THE 35.4 MA CHESAPEAKE BAY IMPACT: GLOBAL AND REGIONAL EFFECTS ON POST-IMPACT ENVIRONMENTS AND SEDIMENTATION

Two of the largest Cenozoic impact craters (Chesapeake Bay Impact Structure [CBIS] and Popigai) are late Eocene (~35.4 Ma). The CBIS is well preserved and associated with a major strewn field, yet the environmental and post-impact sedimentation response to this impact is poorly understood. We evaluated the effects of the CBIS impact in three settings: 1) far-field locations evaluating the global response; 2) locations drilled in the annular trough of the CBIS in comparison to “normal” sedimentation in the mid-Atlantic passive margin; and 3) the recently drilled ICDP-USGS corehole at Eyreville, VA that recovered 444 m of post-impact sediments from the deepest part (moat) of the central crater. First-order correlation of microtektites and cpx-spherules to magnetochron C16n.1n at southern ocean Site 1090 yields a magnetochronologic age of ~35.4 Ma, consistent with published radiometric ages.

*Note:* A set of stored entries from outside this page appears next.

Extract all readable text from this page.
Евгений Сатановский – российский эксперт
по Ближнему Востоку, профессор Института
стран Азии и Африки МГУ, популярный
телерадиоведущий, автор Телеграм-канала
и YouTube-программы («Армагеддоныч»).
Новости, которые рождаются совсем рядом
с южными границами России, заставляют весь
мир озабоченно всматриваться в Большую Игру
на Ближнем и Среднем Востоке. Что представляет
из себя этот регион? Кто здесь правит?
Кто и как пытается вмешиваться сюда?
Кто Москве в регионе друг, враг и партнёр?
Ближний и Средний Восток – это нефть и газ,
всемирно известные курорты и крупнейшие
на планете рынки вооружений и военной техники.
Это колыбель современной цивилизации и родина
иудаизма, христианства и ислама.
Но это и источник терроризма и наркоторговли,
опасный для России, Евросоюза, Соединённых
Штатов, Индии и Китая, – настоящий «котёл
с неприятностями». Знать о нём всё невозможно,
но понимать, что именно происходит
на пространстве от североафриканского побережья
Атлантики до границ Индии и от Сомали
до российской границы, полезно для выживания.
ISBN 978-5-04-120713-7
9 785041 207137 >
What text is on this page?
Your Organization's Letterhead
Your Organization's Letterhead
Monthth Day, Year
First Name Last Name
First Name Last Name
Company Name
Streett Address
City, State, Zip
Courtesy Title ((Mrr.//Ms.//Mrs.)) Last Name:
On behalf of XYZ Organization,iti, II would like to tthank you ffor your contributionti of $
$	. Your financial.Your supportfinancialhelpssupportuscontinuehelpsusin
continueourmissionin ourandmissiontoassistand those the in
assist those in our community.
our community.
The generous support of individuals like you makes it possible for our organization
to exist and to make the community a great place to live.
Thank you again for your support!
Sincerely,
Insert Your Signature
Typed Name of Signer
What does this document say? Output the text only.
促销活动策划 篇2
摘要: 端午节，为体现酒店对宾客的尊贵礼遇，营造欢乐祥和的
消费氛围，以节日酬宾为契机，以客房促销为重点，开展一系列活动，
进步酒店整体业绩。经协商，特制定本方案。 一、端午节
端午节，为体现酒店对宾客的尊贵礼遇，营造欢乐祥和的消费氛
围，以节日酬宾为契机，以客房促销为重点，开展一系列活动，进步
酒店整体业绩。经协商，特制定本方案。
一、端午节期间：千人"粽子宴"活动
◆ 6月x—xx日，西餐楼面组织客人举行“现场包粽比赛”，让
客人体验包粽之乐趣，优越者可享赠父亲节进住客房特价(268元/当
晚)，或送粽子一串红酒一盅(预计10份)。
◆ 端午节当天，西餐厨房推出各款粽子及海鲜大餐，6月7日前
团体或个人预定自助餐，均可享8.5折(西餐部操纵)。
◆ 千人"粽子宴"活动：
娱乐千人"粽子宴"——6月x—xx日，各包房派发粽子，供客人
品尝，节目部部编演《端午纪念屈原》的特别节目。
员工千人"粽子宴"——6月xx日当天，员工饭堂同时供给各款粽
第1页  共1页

We generated high-resolution stable isotope records at Sites 1090 and 612 (NJ slope) that show: 1) a 0.4-0.5‰ carbon isotope decrease coincident with the impact horizons; and 2) no oxygen isotopic and temperature changes. We suggest this carbon cycle perturbation was global and was directly related to the impactors. We use backstripping to show that CBIS annular trough sedimentation was strongly affected by impact for 7 myr by crustal scale tectonics and the introduction and subsequent removal of a negative thermal anomaly. The area was subsequently dominated by passive margin thermal subsidence overprinted by intervals of regional scale uplift (10' m) and excess subsidence. The Oligocene-lower Miocene is thin regionally, both within and outside of the CBIS, indicating relative uplift compared to NJ and Delaware unrelated to impact. Miocene crater sequences from ca. 18-8 Ma correlate with Delaware and NJ, indicating a dominant control by eustatic change overprinted by excess regional subsidence. The ca. 8-2 Ma marine section is well represented in Virginia, especially in the Eyreville C corehole, versus NJ and Delaware, where it is largely nonmarine or absent. Though cited as evidence for high sea level (>25 meters), preservation of Pliocene sediments in Virginia was due to excess regional subsidence. Future backstripping of the Eyreville corehole will evaluate the post-impact sedimentation history of the deepest part of the CBIS.